Adana'nın imar sorunu geçtiğimiz yıl sık sık gündeme gelen bir konuydu.
***
İmar tıkanıklıkları ile ilgili Adana'da çokta büyük bir değişim olmadı...
***
Parseller düzeyinde yapılan imar değişiklikleri ile gün kurtarılmaya, müteahhitlerin önü açılmaya çalışılıyor.
***
Halbuki köklü bir çözüm o kadar da zor olmasa gerek.
***
Genel idare ile yerel idarenin biraraya gelmesi ve karşılıklı mutabakat sağlaması ile çözülebilecek bir iş, her ne hikmetse, bu işte siyasete alet ediliyor.
***
Genel idare ile yerel idarelerin her birinin farklı partiden oluşu, suni muhalif anlayışa kurban ediliyor.
***
Oysa, her siyasi, adaylığı süresince, hedefinin Adana'nın geleceği olduğunu söylüyor. Fakat bu sadece söylemlerde kalıyor.
***
Asıl sorun da burada başlıyor...
***
Her adayın amacı Adana ama seçilmişlerin hedeflerine baktığınız da, Adana'yı kimse sallamıyor...
***
Seçimlerden önce sorun olarak anlatılanlar, seçimlerden sonra unutulup gidiyor.
***
Halk artık bilinçlendi...
***
Gerek basın, gerekse sosyal medya, halkın bilinçlenmesinde önemli rol oynuyor.
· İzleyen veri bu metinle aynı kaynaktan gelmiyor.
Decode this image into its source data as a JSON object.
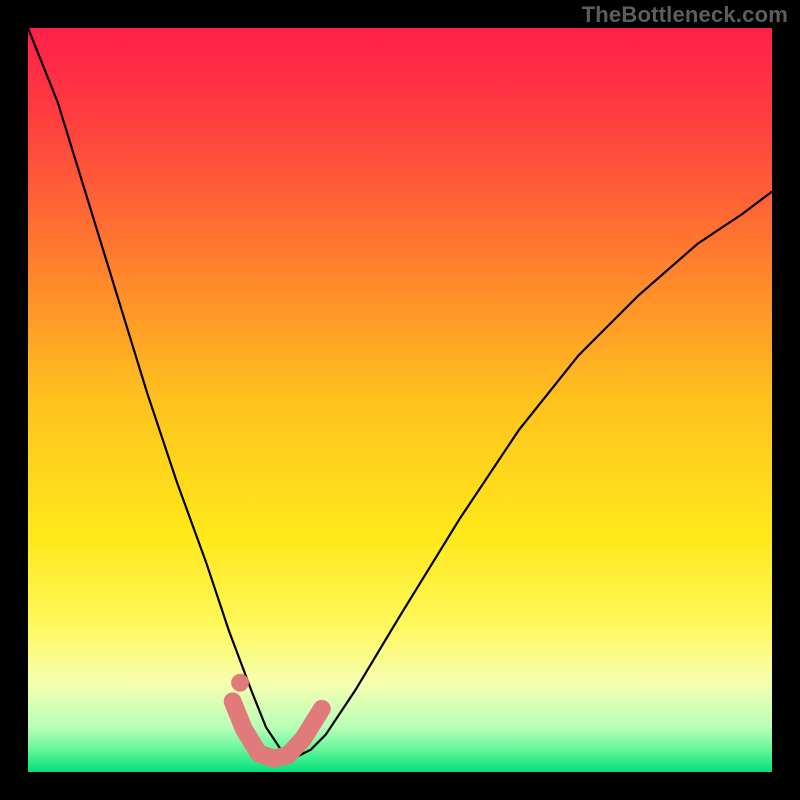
{
  "watermark": {
    "text": "TheBottleneck.com"
  },
  "chart_data": {
    "type": "line",
    "title": "",
    "subtitle": "",
    "xlabel": "",
    "ylabel": "",
    "xlim": [
      0,
      100
    ],
    "ylim": [
      0,
      100
    ],
    "grid": false,
    "legend": false,
    "annotations": [],
    "background_gradient_stops": [
      {
        "pos": 0.0,
        "color": "#ff1f4a"
      },
      {
        "pos": 0.12,
        "color": "#ff3d3f"
      },
      {
        "pos": 0.3,
        "color": "#ff7a2f"
      },
      {
        "pos": 0.5,
        "color": "#ffc21f"
      },
      {
        "pos": 0.68,
        "color": "#ffe81a"
      },
      {
        "pos": 0.8,
        "color": "#fff85a"
      },
      {
        "pos": 0.88,
        "color": "#f7ffb0"
      },
      {
        "pos": 0.94,
        "color": "#b8ffb8"
      },
      {
        "pos": 0.97,
        "color": "#66f59a"
      },
      {
        "pos": 1.0,
        "color": "#00e27a"
      }
    ],
    "series": [
      {
        "name": "bottleneck-curve",
        "color": "#000000",
        "x": [
          0,
          4,
          8,
          12,
          16,
          20,
          24,
          27,
          30,
          32,
          34,
          36,
          38,
          40,
          44,
          50,
          58,
          66,
          74,
          82,
          90,
          96,
          100
        ],
        "values": [
          100,
          90,
          77,
          64,
          51,
          39,
          28,
          19,
          11,
          6,
          3,
          2,
          3,
          5,
          11,
          21,
          34,
          46,
          56,
          64,
          71,
          75,
          78
        ]
      }
    ],
    "highlight_band": {
      "name": "bottom-coral-band",
      "color": "#e17a7a",
      "x": [
        27.5,
        29,
        31,
        33,
        35,
        37,
        39.5
      ],
      "values": [
        9.5,
        5.8,
        2.5,
        1.8,
        2.3,
        4.5,
        8.5
      ]
    },
    "highlight_dot": {
      "x": 28.5,
      "y": 12,
      "r": 1.2,
      "color": "#e17a7a"
    }
  }
}
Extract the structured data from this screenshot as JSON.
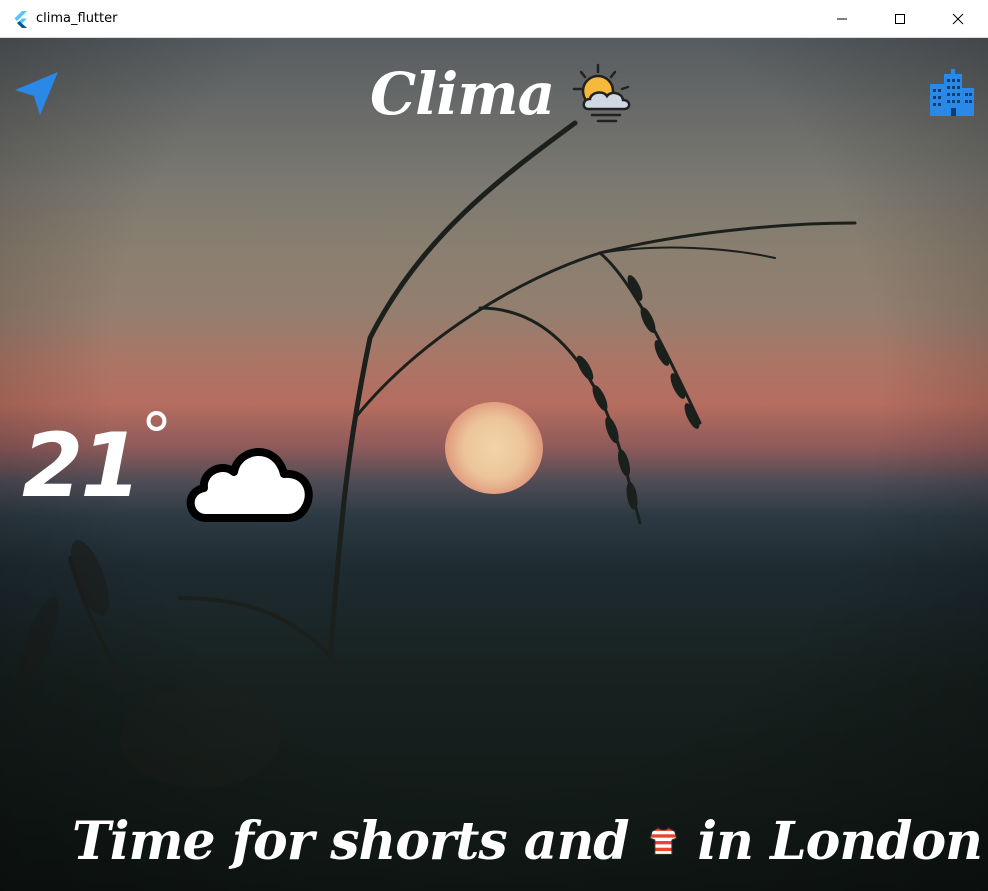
{
  "window": {
    "title": "clima_flutter",
    "app_icon": "flutter-logo-icon",
    "controls": [
      "minimize-icon",
      "maximize-icon",
      "close-icon"
    ]
  },
  "header": {
    "location_button_icon": "navigation-arrow-icon",
    "city_button_icon": "city-buildings-icon",
    "title": "Clima",
    "title_icon": "sun-behind-cloud-icon"
  },
  "weather": {
    "temperature": "21",
    "degree_symbol": "°",
    "condition_icon": "cloud-icon"
  },
  "message": {
    "prefix": "Time for shorts and",
    "icon": "striped-shirt-icon",
    "suffix": "in London"
  },
  "colors": {
    "accent_blue": "#2a88e6",
    "text": "#ffffff",
    "titlebar": "#ffffff"
  }
}
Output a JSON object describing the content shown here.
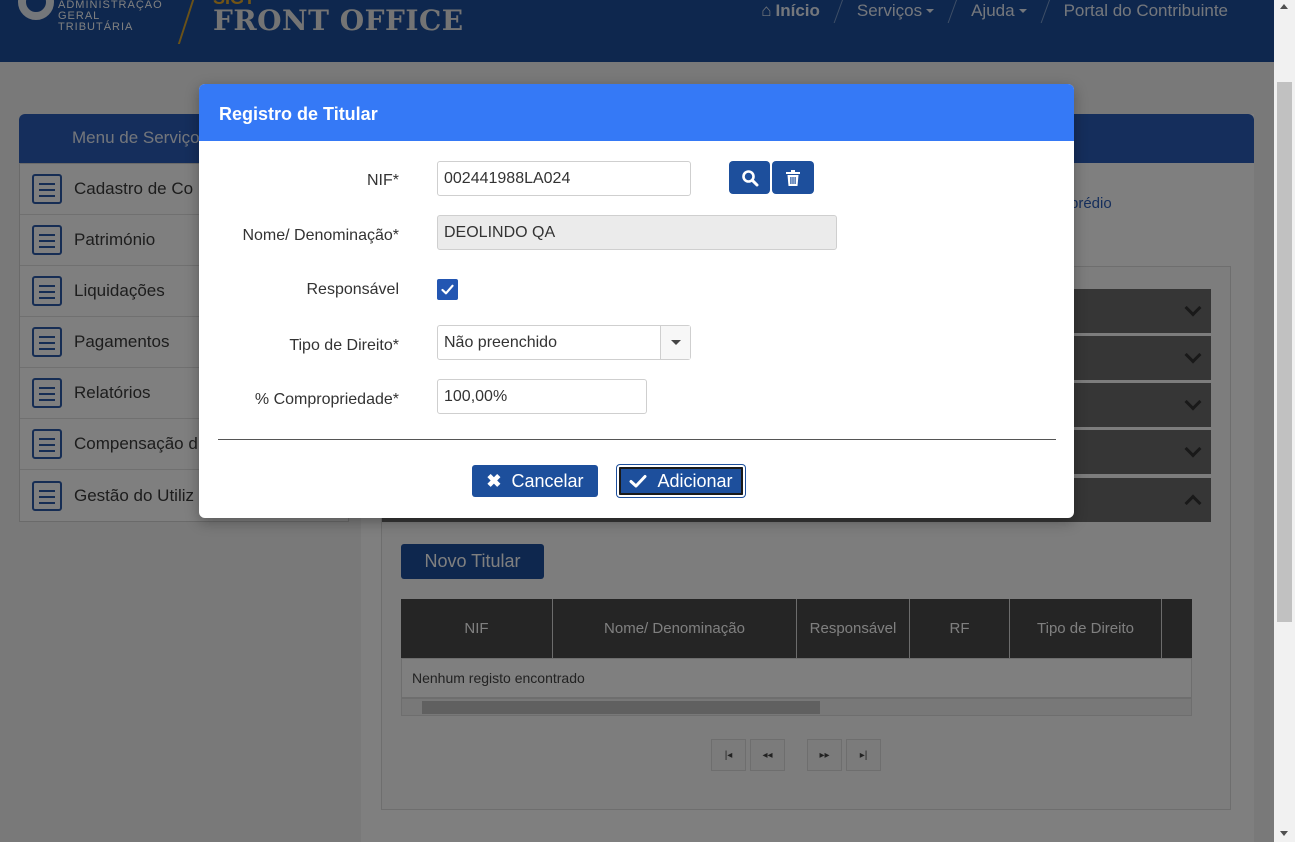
{
  "header": {
    "logo_lines": [
      "ADMINISTRAÇÃO",
      "GERAL",
      "TRIBUTÁRIA"
    ],
    "app_subtitle": "SIGT",
    "app_title": "FRONT OFFICE",
    "nav": {
      "home": "Início",
      "services": "Serviços",
      "help": "Ajuda",
      "portal": "Portal do Contribuinte"
    }
  },
  "sidebar": {
    "title": "Menu de Serviço",
    "items": [
      {
        "label": "Cadastro de Co",
        "icon": "form-icon"
      },
      {
        "label": "Património",
        "icon": "house-icon"
      },
      {
        "label": "Liquidações",
        "icon": "edit-document-icon"
      },
      {
        "label": "Pagamentos",
        "icon": "payment-form-icon"
      },
      {
        "label": "Relatórios",
        "icon": "report-icon"
      },
      {
        "label": "Compensação d",
        "icon": "document-icon"
      },
      {
        "label": "Gestão do Utiliz",
        "icon": "user-management-icon"
      }
    ]
  },
  "main": {
    "predio_link": "prédio",
    "new_holder_button": "Novo Titular",
    "table": {
      "columns": [
        "NIF",
        "Nome/ Denominação",
        "Responsável",
        "RF",
        "Tipo de Direito"
      ],
      "empty_message": "Nenhum registo encontrado"
    },
    "pager": [
      "first",
      "prev",
      "next",
      "last"
    ]
  },
  "modal": {
    "title": "Registro de Titular",
    "fields": {
      "nif": {
        "label": "NIF*",
        "value": "002441988LA024"
      },
      "name": {
        "label": "Nome/ Denominação*",
        "value": "DEOLINDO QA"
      },
      "responsible": {
        "label": "Responsável",
        "checked": true
      },
      "right_type": {
        "label": "Tipo de Direito*",
        "value": "Não preenchido"
      },
      "ownership": {
        "label": "% Compropriedade*",
        "value": "100,00%"
      }
    },
    "buttons": {
      "cancel": "Cancelar",
      "add": "Adicionar"
    }
  },
  "colors": {
    "modal_header": "#3579f6",
    "primary_button": "#1d4f9c",
    "topbar": "#1d4f9c",
    "accent_gold": "#e3a82c"
  }
}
Adana'da da son yıllarda değişen seçim sonuçlarına baktığımızda, kimsenin kuru kuruya kimsenin arkasına gitmediğini görüyoruz.
***
Buradan çıkan sonuç ise çalışmayan ve hedefi Adana'nın geleceği olmayan siyasiler yok olmaya mahkum...
***
Özellikle yerel yöneticilere sesleniyorum; Bu mahkumiyeti yaşamamak için, Adana'nın en büyük sorun yumağı haline gelen imar tıkanıklığına bir an önce çözüm getirilmeli.
***
Bu çözüm getirilirken de, şunun arsası, bunun arsası değil, Adana'nın kentleşme sorunu gözönünde bulundurulmalı...
***
Yoksa, koskoca otogarı, Çukurova'dan Sarıçam'a, oradan Yüreğir'e taşımak öyle kolay değil...
***
Su kovasından söz etmiyoruz, otogardan söz ediyoruz... Bu üç günlük planla olmaz...
***
Kısaca, kentimizin kanayan yarasına birileri merhem olmalı...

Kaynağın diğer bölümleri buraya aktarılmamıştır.